Navonim - The Ramblings of Garnel Ironheart

Navonim - The Ramblings of Garnel Ironheart
BUY THIS BOOK! Now available on Amazon! IT WILL MAKE YOUR LIFE COMPLETE!

Thursday, 25 August 2011

The Proper Focus

One of the most important questions a Jew must ask himself when performing a mitzvah is "Am I doing this for the right reason?"
Many times we don't do what we're supposed to for the right reason.  Sometimes it's for personal glory.  Sometimes it's because we're worried what the neighbours will think.  Only once in a while do we honestly put aside any personal considerations and keep God in focus the entire time.
As Rav Nathan Lopes Cardozo notes in this article, improper motivations can have horrible consequences:
Religious people seem increasingly to treat the Almighty as an idol, though totally unaware that they are doing so. They violate the most severe prohibition — You shall not worship any other gods — with full confidence that they are genuinely serving G0d.
And these people are none other than you and me.
Many of us are religious because we believe it is the best insurance policy and will guarantee a relatively easy life with not too many bumps along the way. To achieve this goal we make a deal with the Almighty: I will observe Your commandments, and You will do what I want You to do for me. We assume this is the way to avoid calamities and ensure a content and beautiful life. Instead of serving the Lord because He is G0d, we are attempting to manipulate G0d to serve us, making Him our servant. It is nothing less than idol worship.
This tragic development is the result of a major misconception about the nature of religion. Religious observance has nothing to do with receiving rewards or with G0d granting us anything. The purpose of religion is to make us aware that we live in the presence of G0d, to help us become better people, to increase our sensitivity, and to amaze us through the miracles that surround us every moment. These are the real rewards. The goal is not that G0d change His behavior towards us, but that we change our behavior towards Him and our fellow human beings.
Here's the amazing irony of the situation: this criticism is one we often level at the Reformatives.  They pick and choose, they do those things that make them feel good and then call them mitzvos.  Yet a cheshbon hafesh of our own community would reveal that we do the very same thing.
We dehumanize women and call it tznius.  We throw rocks at people who drive on Shabbos and say we're defending Shabbos!  We push someone aside in line and say that we're running to perform a mitzvah
We pick and choose.  We worry more about what our neighbours will say than God, assuming that He will approve because we're doing the socially acceptable thing, at least in our minds.
With Elul coming it is a good time for each of us to take a step back and analyze our religious behaviours.  Are we really putting God's will first in our actions or are we going through routines in order to fulfill our "obligations" and force Him to consider us Jews in good standing?  Do we tremble when the shofar blows on Rosh HaShanah because we feel its echo in our soul or because that's what you're supposed to do and if you don't the guy next to you will look over and mutter "frei"?  Do we shake and cry at Neilah because we sense an opportunity to connect to God in a way unparalled over the rest of the year coming to an end or because we don't want to look out of place?
If we are to merit anything it's by giving of ourselves to the Ribono shel Olam, not by manipulating Him through superficial actions.  Rav Cardozo's article is an excellent reminder of this.

5 comments:

ZP said...

"One of the most important questions a Jew must ask himself when performing a mitzvah is 'Am I doing this for the right reason?'" I think we should ask that question whenever we are doing ANYTHING--not just a mitzvah. All of our actions should be directed towards a purpose...
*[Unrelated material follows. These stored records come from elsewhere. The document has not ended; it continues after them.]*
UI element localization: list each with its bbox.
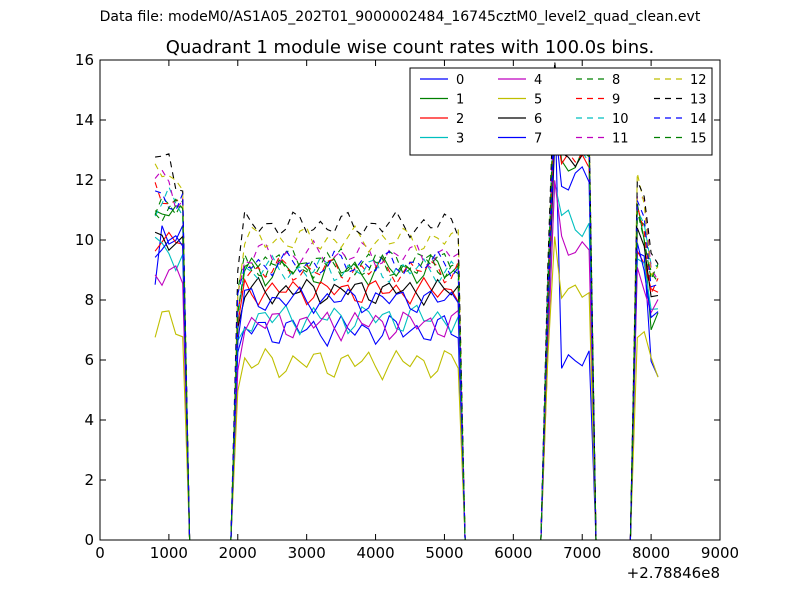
legend-label-3: 3 (456, 132, 464, 147)
x-tick-label: 6000 (494, 544, 532, 562)
legend-label-6: 6 (534, 112, 542, 127)
x-axis-offset-label: +2.78846e8 (626, 564, 720, 582)
series-line-4 (154, 180, 659, 541)
y-tick-label: 8 (84, 291, 94, 309)
y-tick-label: 6 (84, 351, 94, 369)
series-line-5 (154, 236, 659, 541)
y-tick-label: 16 (75, 51, 94, 69)
legend-label-2: 2 (456, 112, 464, 127)
legend-label-4: 4 (534, 73, 542, 88)
chart-title: Quadrant 1 module wise count rates with … (165, 37, 655, 58)
x-tick-label: 9000 (701, 544, 739, 562)
x-tick-label: 5000 (425, 544, 463, 562)
legend-label-14: 14 (690, 112, 707, 127)
series-line-15 (154, 71, 659, 541)
y-tick-label: 2 (84, 471, 94, 489)
legend-label-13: 13 (690, 93, 707, 108)
x-tick-label: 3000 (288, 544, 326, 562)
series-line-13 (155, 61, 659, 541)
legend-label-9: 9 (612, 93, 620, 108)
series-line-3 (154, 182, 659, 541)
legend-label-11: 11 (612, 132, 629, 147)
legend-label-15: 15 (690, 132, 707, 147)
y-tick-label: 14 (75, 111, 94, 129)
legend-label-8: 8 (612, 73, 620, 88)
legend-label-0: 0 (456, 73, 464, 88)
x-tick-label: 0 (95, 544, 105, 562)
y-tick-label: 4 (84, 411, 94, 429)
legend-box (409, 67, 713, 156)
legend-label-12: 12 (690, 73, 707, 88)
x-tick-label: 4000 (356, 544, 394, 562)
legend-label-10: 10 (612, 112, 629, 127)
x-tick-label: 1000 (150, 544, 188, 562)
series-line-14 (154, 97, 659, 541)
x-tick-label: 7000 (563, 544, 601, 562)
series-line-0 (154, 96, 659, 541)
y-tick-label: 12 (75, 171, 94, 189)
series-line-2 (154, 119, 659, 541)
series-line-6 (154, 139, 659, 541)
legend-label-1: 1 (456, 93, 464, 108)
x-tick-label: 2000 (219, 544, 257, 562)
x-tick-label: 8000 (632, 544, 670, 562)
figure-suptitle: Data file: modeM0/AS1A05_202T01_90000024… (99, 9, 701, 25)
y-tick-label: 10 (75, 231, 94, 249)
y-tick-label: 0 (84, 531, 94, 549)
series-line-9 (154, 97, 659, 541)
legend-label-7: 7 (534, 132, 542, 147)
legend-label-5: 5 (534, 93, 542, 108)
series-line-7 (154, 121, 659, 541)
series-line-10 (154, 78, 659, 541)
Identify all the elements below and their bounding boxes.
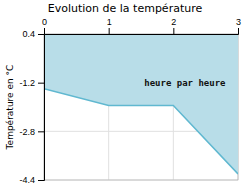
axis-line	[38, 35, 45, 181]
tick-label: 2	[171, 17, 176, 27]
tick-mark	[238, 28, 239, 34]
tick-mark	[38, 131, 44, 132]
axis-line	[45, 28, 239, 35]
tick: -1.2	[19, 78, 44, 88]
chart: 0 1 2 3 0.4 -1.2 -2.8 -4.4 heure par heure Tempér…	[0, 0, 250, 188]
tick-label: 3	[236, 17, 241, 27]
annotation: heure par heure	[144, 78, 226, 88]
plot-frame	[44, 34, 238, 180]
marks	[44, 34, 238, 174]
tick-label: 0.4	[22, 29, 35, 39]
line	[44, 89, 238, 174]
tick-mark	[109, 28, 110, 34]
tick: -2.8	[19, 127, 44, 137]
tick: 0.4	[22, 29, 44, 39]
tick-mark	[38, 180, 44, 181]
tick: 3	[236, 17, 241, 34]
tick-label: -1.2	[19, 78, 35, 88]
tick-label: 0	[42, 17, 47, 27]
tick: -4.4	[19, 175, 44, 185]
plot: 0 1 2 3 0.4 -1.2 -2.8 -4.4 heure par heure	[19, 17, 241, 185]
tick-mark	[173, 28, 174, 34]
tick-label: -2.8	[19, 127, 35, 137]
tick-mark	[44, 28, 45, 34]
tick-label: 1	[107, 17, 112, 27]
tick: 0	[42, 17, 47, 34]
y-axis-title: Température en °C	[5, 65, 15, 151]
area	[44, 34, 238, 174]
tick-label: -4.4	[19, 175, 35, 185]
grid	[44, 34, 238, 180]
y-axis: 0.4 -1.2 -2.8 -4.4	[19, 29, 44, 185]
title: Evolution de la température	[48, 2, 203, 15]
tick: 1	[107, 17, 112, 34]
tick: 2	[171, 17, 176, 34]
x-axis: 0 1 2 3	[42, 17, 241, 35]
tick-mark	[38, 83, 44, 84]
tick-mark	[38, 34, 44, 35]
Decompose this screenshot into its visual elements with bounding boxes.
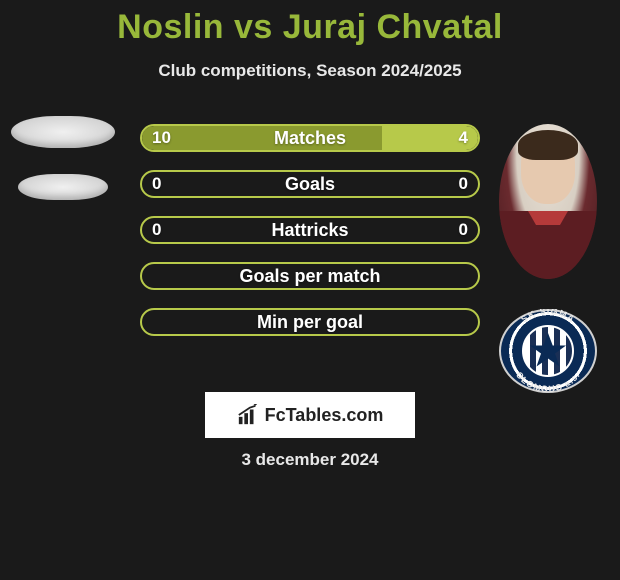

You make some great points. I also like how you focused in one religious/frum Jews, since I do believe that there is a huge need for inreach. We have so much to work on and improve and iy"H we'll always be constantly growing throughout our lives.

JRKmommy said...

There's an argument to be made that thinking about community opinion and what the neighbours will say is a modern-day avoda zora (idolatry).

Garnel Ironheart said...

Community opinion can cut both ways. Sometimes it can be positive like when the community unites behind a worthy project. Unfortunately many times, as you said, community pressure becomes the god we fear.

Anonymous said...

Garnel,

Do you include yourself in this "we", or is the "we" some subgroup other than your own? I think each subgroup should focus on its own particular spiritual improvement needs.

Garnel Ironheart said...

I absolutely include myself in this "we". Every group within the Torah observant community might have its own issues but its the having issues we all have to work on. And frankly, sometimes we might even be able to help one another.